The birth of my first son. It didn’t go as planned. I mean, you can’t control it, and I’m a control freak. That birth went out of my hands, and I looked back on it and thought, Oh, if only I had known this, if only I had done that, it would have been different. I’m grateful that I had a vaginal birth, no episiotomy, my baby was skin to skin and he was healthy, but I knew I was going to do it differently the next time. For my second son, I had a water birth; I wanted that experience. I had done my research, and thus the movie was made. I want women to have the correct information, to feel empowered and not scared. That’s why Abby [Abby Epstein, Lake’s co-writer and the director of The Business of Being Born] and I wrote the book. There are a lot of books out there that give fear-based information that terrifies women. Abby and I are moms; we’re not experts, we’re not doctors, we are lay people, but I feel like I’m an encyclopedia on this subject. I think our book is really enlightening and inspiring and features, for the most part, positive stories. I realize that no matter how many people are inspired by our film and our book, few are going to want homebirths like me. But they can still go into a hospital with all the information and the knowledge that they have rights and choices that can make the experience that much better.
I read that you considered being a midwife. Why didn’t you do it?

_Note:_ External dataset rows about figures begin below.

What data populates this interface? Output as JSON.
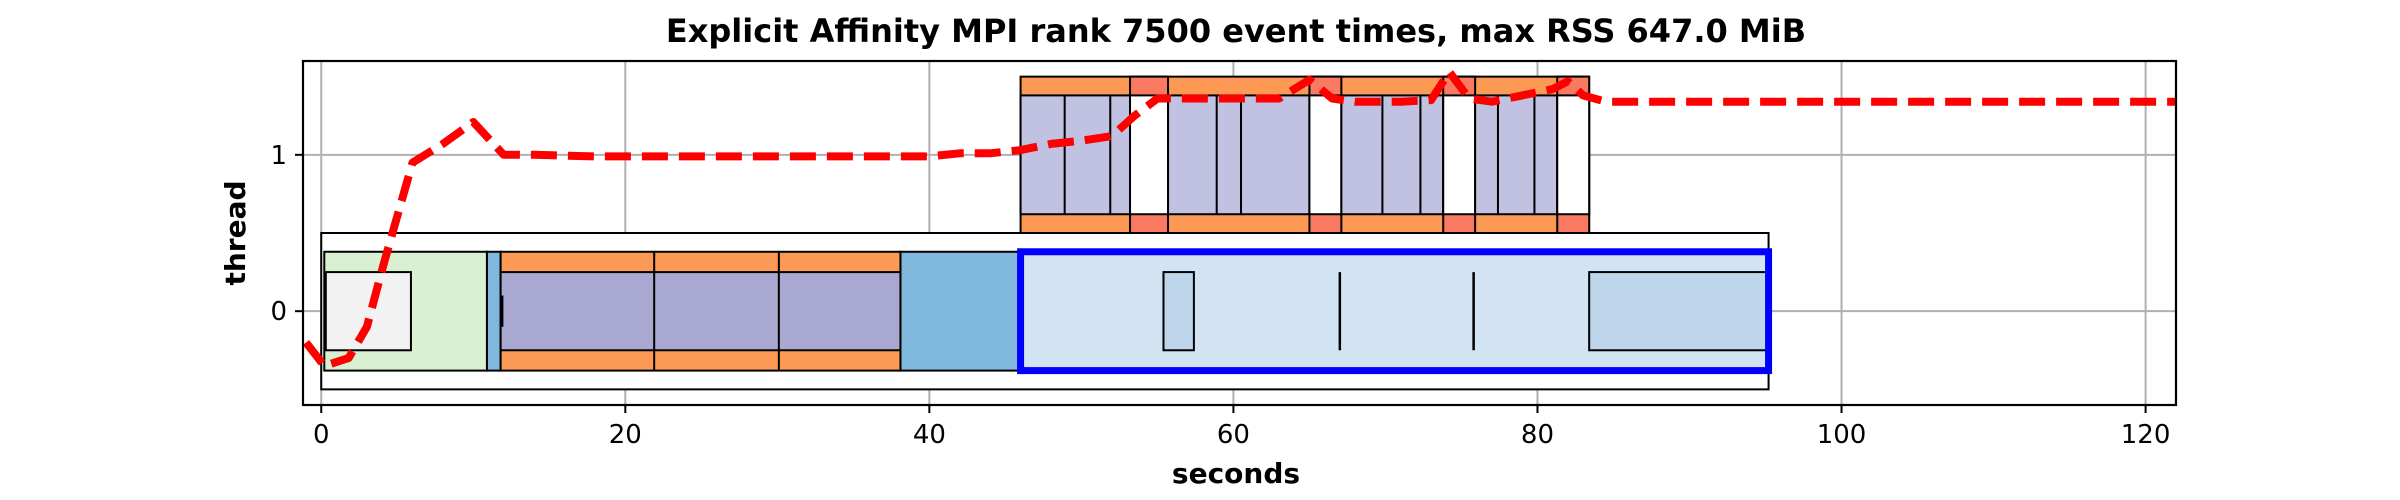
{
  "chart_data": {
    "type": "timeline",
    "title": "Explicit Affinity MPI rank 7500 event times, max RSS 647.0 MiB",
    "xlabel": "seconds",
    "ylabel": "thread",
    "xlim": [
      -1.2,
      122
    ],
    "ylim": [
      -0.6,
      1.6
    ],
    "grid": true,
    "x_ticks": [
      0,
      20,
      40,
      60,
      80,
      100,
      120
    ],
    "y_ticks": [
      0,
      1
    ],
    "colors": {
      "green": "#d9f0d3",
      "gray": "#f2f2f2",
      "blue": "#7fb8dc",
      "orange": "#fc9a55",
      "purple": "#a9a8d0",
      "light_blue": "#d2e4f3",
      "mid_blue": "#bed6eb",
      "lavender": "#c1c1e1",
      "salmon": "#f97a61",
      "highlight": "#0000ff",
      "rss": "#ff0000"
    },
    "boxes": [
      {
        "name": "thread-0-outer",
        "x0": 0,
        "x1": 95.2,
        "y0": -0.5,
        "y1": 0.5,
        "color": "white"
      },
      {
        "name": "green-phase",
        "x0": 0.2,
        "x1": 10.9,
        "y0": -0.38,
        "y1": 0.38,
        "color": "green"
      },
      {
        "name": "gray-phase",
        "x0": 0.3,
        "x1": 5.9,
        "y0": -0.25,
        "y1": 0.25,
        "color": "gray"
      },
      {
        "name": "blue-narrow-phase",
        "x0": 10.9,
        "x1": 11.8,
        "y0": -0.38,
        "y1": 0.38,
        "color": "blue"
      },
      {
        "name": "orange-phase",
        "x0": 11.8,
        "x1": 38.1,
        "y0": -0.38,
        "y1": 0.38,
        "color": "orange"
      },
      {
        "name": "purple-phase",
        "x0": 11.8,
        "x1": 38.1,
        "y0": -0.25,
        "y1": 0.25,
        "color": "purple"
      },
      {
        "name": "blue-phase",
        "x0": 38.1,
        "x1": 46.0,
        "y0": -0.38,
        "y1": 0.38,
        "color": "blue"
      },
      {
        "name": "light-blue-phase",
        "x0": 46.0,
        "x1": 95.2,
        "y0": -0.38,
        "y1": 0.38,
        "color": "light_blue"
      },
      {
        "name": "light-blue-small-box",
        "x0": 55.4,
        "x1": 57.4,
        "y0": -0.25,
        "y1": 0.25,
        "color": "mid_blue"
      },
      {
        "name": "light-blue-end-box",
        "x0": 83.4,
        "x1": 95.2,
        "y0": -0.25,
        "y1": 0.25,
        "color": "mid_blue"
      },
      {
        "name": "thread-1-outer",
        "x0": 46.0,
        "x1": 83.4,
        "y0": 0.5,
        "y1": 1.5,
        "color": "orange"
      },
      {
        "name": "t1-segment-1",
        "x0": 46.0,
        "x1": 53.2,
        "y0": 0.62,
        "y1": 1.38,
        "color": "lavender"
      },
      {
        "name": "t1-segment-2",
        "x0": 53.2,
        "x1": 55.7,
        "y0": 0.5,
        "y1": 1.5,
        "color": "salmon"
      },
      {
        "name": "t1-segment-3",
        "x0": 53.2,
        "x1": 55.7,
        "y0": 0.62,
        "y1": 1.38,
        "color": "white"
      },
      {
        "name": "t1-segment-4",
        "x0": 55.7,
        "x1": 65.0,
        "y0": 0.62,
        "y1": 1.38,
        "color": "lavender"
      },
      {
        "name": "t1-segment-5",
        "x0": 65.0,
        "x1": 67.1,
        "y0": 0.5,
        "y1": 1.5,
        "color": "salmon"
      },
      {
        "name": "t1-segment-6",
        "x0": 65.0,
        "x1": 67.1,
        "y0": 0.62,
        "y1": 1.38,
        "color": "white"
      },
      {
        "name": "t1-segment-7",
        "x0": 67.1,
        "x1": 73.8,
        "y0": 0.62,
        "y1": 1.38,
        "color": "lavender"
      },
      {
        "name": "t1-segment-8",
        "x0": 73.8,
        "x1": 75.9,
        "y0": 0.5,
        "y1": 1.5,
        "color": "salmon"
      },
      {
        "name": "t1-segment-9",
        "x0": 73.8,
        "x1": 75.9,
        "y0": 0.62,
        "y1": 1.38,
        "color": "white"
      },
      {
        "name": "t1-segment-10",
        "x0": 75.9,
        "x1": 81.3,
        "y0": 0.62,
        "y1": 1.38,
        "color": "lavender"
      },
      {
        "name": "t1-segment-11",
        "x0": 81.3,
        "x1": 83.4,
        "y0": 0.5,
        "y1": 1.5,
        "color": "salmon"
      },
      {
        "name": "t1-segment-12",
        "x0": 81.3,
        "x1": 83.4,
        "y0": 0.62,
        "y1": 1.38,
        "color": "white"
      }
    ],
    "dividers": [
      {
        "x": 21.9,
        "y0": -0.38,
        "y1": 0.38
      },
      {
        "x": 30.1,
        "y0": -0.38,
        "y1": 0.38
      },
      {
        "x": 48.9,
        "y0": 0.62,
        "y1": 1.38
      },
      {
        "x": 51.9,
        "y0": 0.62,
        "y1": 1.38
      },
      {
        "x": 58.9,
        "y0": 0.62,
        "y1": 1.38
      },
      {
        "x": 60.5,
        "y0": 0.62,
        "y1": 1.38
      },
      {
        "x": 69.8,
        "y0": 0.62,
        "y1": 1.38
      },
      {
        "x": 72.3,
        "y0": 0.62,
        "y1": 1.38
      },
      {
        "x": 77.4,
        "y0": 0.62,
        "y1": 1.38
      },
      {
        "x": 79.8,
        "y0": 0.62,
        "y1": 1.38
      }
    ],
    "event_markers": [
      {
        "x": 11.9,
        "y0": -0.1,
        "y1": 0.1
      },
      {
        "x": 67.0,
        "y0": -0.25,
        "y1": 0.25
      },
      {
        "x": 75.8,
        "y0": -0.25,
        "y1": 0.25
      }
    ],
    "highlight_box": {
      "x0": 46.0,
      "x1": 95.2,
      "y0": -0.38,
      "y1": 0.38
    },
    "series": [
      {
        "x": [
          -1.0,
          0.2,
          1.8,
          3.0,
          4.1,
          6.0,
          8.0,
          10.0,
          12.0,
          14.0,
          18.0,
          22.0,
          26.0,
          30.0,
          34.0,
          38.0,
          40.0,
          42.0,
          44.0,
          46.0,
          48.0,
          50.0,
          52.0,
          53.5,
          55.0,
          57.0,
          60.0,
          63.0,
          65.0,
          66.5,
          68.0,
          71.0,
          73.0,
          74.2,
          75.5,
          77.0,
          79.0,
          81.0,
          82.0,
          83.0,
          84.5,
          90.0,
          100.0,
          110.0,
          120.0,
          122.0
        ],
        "y": [
          -0.2,
          -0.35,
          -0.3,
          -0.1,
          0.3,
          0.95,
          1.07,
          1.21,
          1.0,
          1.0,
          0.99,
          0.99,
          0.99,
          0.99,
          0.99,
          0.99,
          0.99,
          1.01,
          1.01,
          1.03,
          1.07,
          1.09,
          1.12,
          1.25,
          1.36,
          1.36,
          1.36,
          1.36,
          1.48,
          1.36,
          1.34,
          1.34,
          1.35,
          1.53,
          1.36,
          1.34,
          1.38,
          1.42,
          1.47,
          1.38,
          1.34,
          1.34,
          1.34,
          1.34,
          1.34,
          1.34
        ]
      }
    ]
  }
}
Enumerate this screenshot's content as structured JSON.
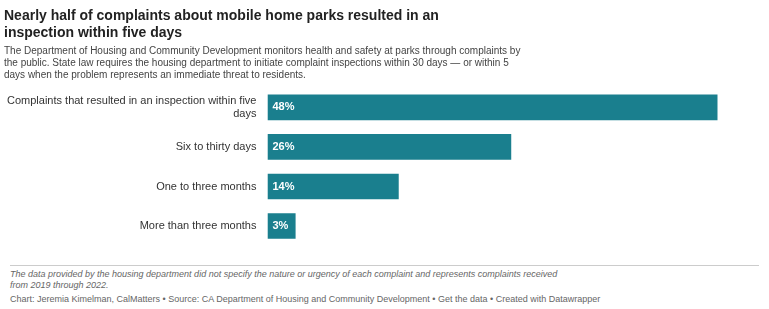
{
  "chart_data": {
    "type": "bar",
    "orientation": "horizontal",
    "title": "Nearly half of complaints about mobile home parks resulted in an\ninspection within five days",
    "subtitle": "The Department of Housing and Community Development monitors health and safety at parks through complaints by\nthe public. State law requires the housing department to initiate complaint inspections within 30 days — or within 5\ndays when the problem represents an immediate threat to residents.",
    "categories": [
      "Complaints that resulted in an inspection within five\ndays",
      "Six to thirty days",
      "One to three months",
      "More than three months"
    ],
    "values": [
      48,
      26,
      14,
      3
    ],
    "value_labels": [
      "48%",
      "26%",
      "14%",
      "3%"
    ],
    "data_labels": true,
    "color": "#1a7f8e",
    "xlim": [
      0,
      52
    ],
    "grid": false,
    "tick_labels": "y",
    "footnote": "The data provided by the housing department did not specify the nature or urgency of each complaint and represents complaints received\nfrom 2019 through 2022.",
    "source": "Chart: Jeremia Kimelman, CalMatters • Source: CA Department of Housing and Community Development • Get the data • Created with Datawrapper"
  }
}
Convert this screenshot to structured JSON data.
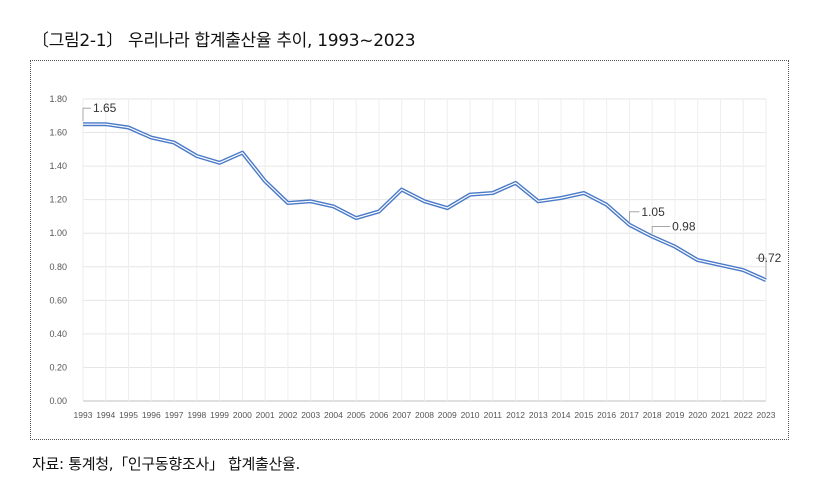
{
  "figure": {
    "title": "〔그림2-1〕 우리나라 합계출산율 추이, 1993~2023",
    "source": "자료: 통계청,「인구동향조사」 합계출산율."
  },
  "chart_data": {
    "type": "line",
    "title": "",
    "xlabel": "",
    "ylabel": "",
    "ylim": [
      0,
      1.8
    ],
    "grid": true,
    "legend": "none",
    "yticks": [
      "0.00",
      "0.20",
      "0.40",
      "0.60",
      "0.80",
      "1.00",
      "1.20",
      "1.40",
      "1.60",
      "1.80"
    ],
    "x": [
      1993,
      1994,
      1995,
      1996,
      1997,
      1998,
      1999,
      2000,
      2001,
      2002,
      2003,
      2004,
      2005,
      2006,
      2007,
      2008,
      2009,
      2010,
      2011,
      2012,
      2013,
      2014,
      2015,
      2016,
      2017,
      2018,
      2019,
      2020,
      2021,
      2022,
      2023
    ],
    "series": [
      {
        "color": "#4a7ac8",
        "values": [
          1.65,
          1.65,
          1.63,
          1.57,
          1.54,
          1.46,
          1.42,
          1.48,
          1.31,
          1.18,
          1.19,
          1.16,
          1.09,
          1.13,
          1.26,
          1.19,
          1.15,
          1.23,
          1.24,
          1.3,
          1.19,
          1.21,
          1.24,
          1.17,
          1.05,
          0.98,
          0.92,
          0.84,
          0.81,
          0.78,
          0.72
        ]
      }
    ],
    "data_labels": [
      {
        "index": 0,
        "text": "1.65"
      },
      {
        "index": 24,
        "text": "1.05"
      },
      {
        "index": 25,
        "text": "0.98"
      },
      {
        "index": 30,
        "text": "0.72"
      }
    ]
  }
}
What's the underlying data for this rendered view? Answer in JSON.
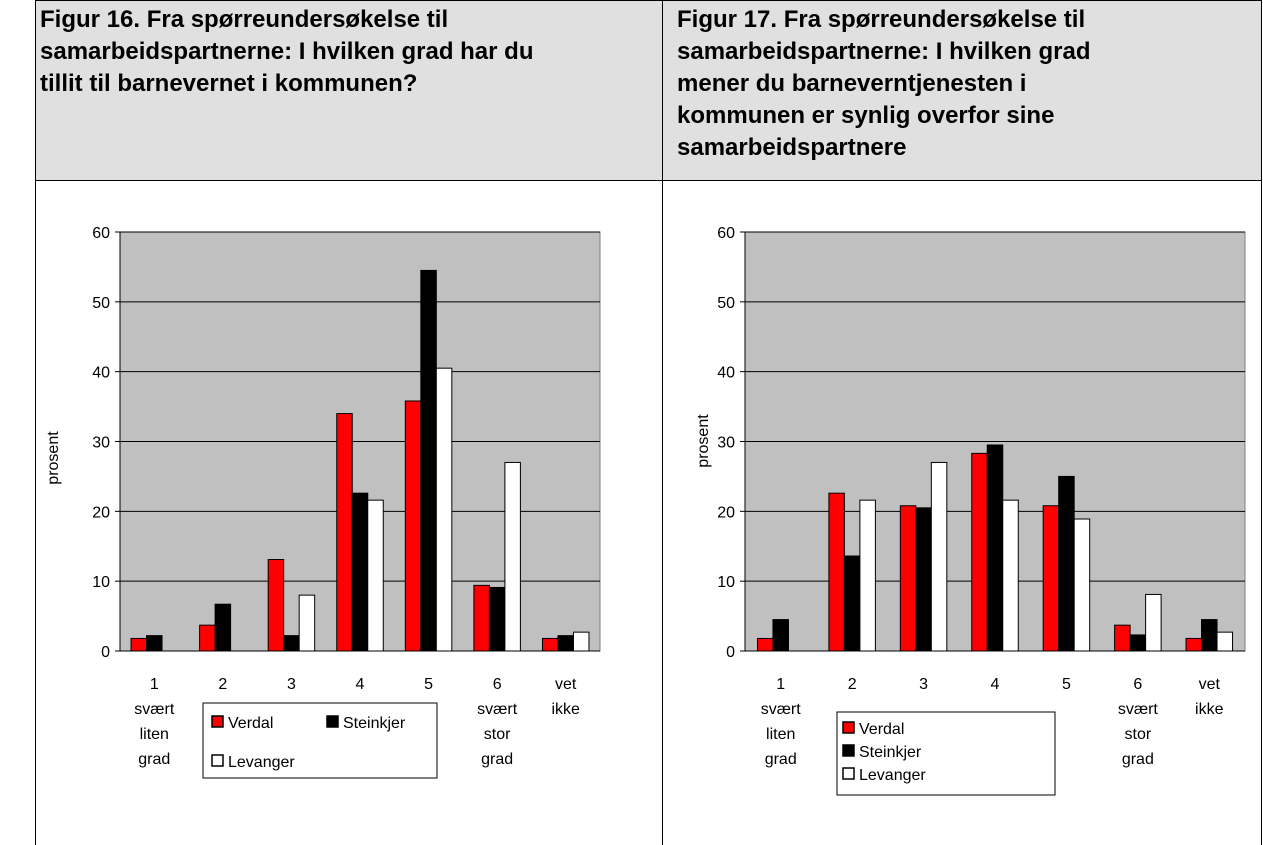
{
  "chart_data": [
    {
      "type": "bar",
      "title": [
        "Figur 16. Fra spørreundersøkelse til",
        "samarbeidspartnerne: I hvilken grad har du",
        "tillit til barnevernet i kommunen?"
      ],
      "y_label": "prosent",
      "categories": [
        [
          "1",
          "svært",
          "liten",
          "grad"
        ],
        [
          "2"
        ],
        [
          "3"
        ],
        [
          "4"
        ],
        [
          "5"
        ],
        [
          "6",
          "svært",
          "stor",
          "grad"
        ],
        [
          "vet",
          "ikke"
        ]
      ],
      "series": [
        {
          "name": "Verdal",
          "color": "#ff0000",
          "values": [
            1.8,
            3.7,
            13.1,
            34,
            35.8,
            9.4,
            1.8
          ]
        },
        {
          "name": "Steinkjer",
          "color": "#000000",
          "values": [
            2.2,
            6.7,
            2.2,
            22.6,
            54.5,
            9.1,
            2.2
          ]
        },
        {
          "name": "Levanger",
          "color": "#ffffff",
          "values": [
            0,
            0,
            8,
            21.6,
            40.5,
            27,
            2.7
          ]
        }
      ],
      "ylim": [
        0,
        60
      ],
      "yticks": [
        0,
        10,
        20,
        30,
        40,
        50,
        60
      ],
      "grid": true
    },
    {
      "type": "bar",
      "title": [
        "Figur 17. Fra spørreundersøkelse til",
        "samarbeidspartnerne: I hvilken grad",
        "mener du barneverntjenesten i",
        "kommunen er synlig overfor sine",
        "samarbeidspartnere"
      ],
      "y_label": "prosent",
      "categories": [
        [
          "1",
          "svært",
          "liten",
          "grad"
        ],
        [
          "2"
        ],
        [
          "3"
        ],
        [
          "4"
        ],
        [
          "5"
        ],
        [
          "6",
          "svært",
          "stor",
          "grad"
        ],
        [
          "vet",
          "ikke"
        ]
      ],
      "series": [
        {
          "name": "Verdal",
          "color": "#ff0000",
          "values": [
            1.8,
            22.6,
            20.8,
            28.3,
            20.8,
            3.7,
            1.8
          ]
        },
        {
          "name": "Steinkjer",
          "color": "#000000",
          "values": [
            4.5,
            13.6,
            20.5,
            29.5,
            25,
            2.3,
            4.5
          ]
        },
        {
          "name": "Levanger",
          "color": "#ffffff",
          "values": [
            0,
            21.6,
            27,
            21.6,
            18.9,
            8.1,
            2.7
          ]
        }
      ],
      "ylim": [
        0,
        60
      ],
      "yticks": [
        0,
        10,
        20,
        30,
        40,
        50,
        60
      ],
      "grid": true
    }
  ]
}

I still dream about being a midwife! But I don’t even have an undergraduate degree. I would have to start over. It doesn’t make sense. It’s just not my path. I think I’m better off being an advocate for midwives. I have the utmost respect and love and admiration for what they do, particularly today with this health-care crisis that we’re in. It’s getting harder and harder for them to stay in practice with the litigious world that we live in.
Why did you decide to write a book in addition to making your documentary?
There were so many subjects that we didn’t have time to delve into [in the movie]. Not only do we have the book coming out, we have a follow-up documentary too. We’ve been working on it for a year and a half, and we're in the final stages. I don’t know what the name is going to be yet. We’ve been interviewing amazing women, like my hero, Ina May Gaskin, the pioneer midwife. We shot her on the Farm Community, which is a working commune where these midwives deliver one another’s babies. I’m surprised that other people have taken an interest in my passion, because at the time when I started my journey, I didn’t think anybody cared. All my friends were having elective C-sections or asking to be knocked out. It seemed so backward to me. Our movie’s been very viral. It came out a year ago, but it’s bigger now than ever. It’s definitely enjoying good word of mouth.
Except for your stunning weight loss, which was written about in all the celebrity magazines, it seems like you’ve been out of the spotlight of late.
It’s funny because I’ve been working harder than I’ve ever worked in my whole career! I have so much going on. We’re launching a social networking site for mothers-to-be called mybestbirth.com. It’s going to be a hub for pregnant women to get information, and to chat and podcast. I’ve got that, I’ve got the book, I’ve got the follow-up film, and I have this show called Charm School Gives Back With Ricki Lake.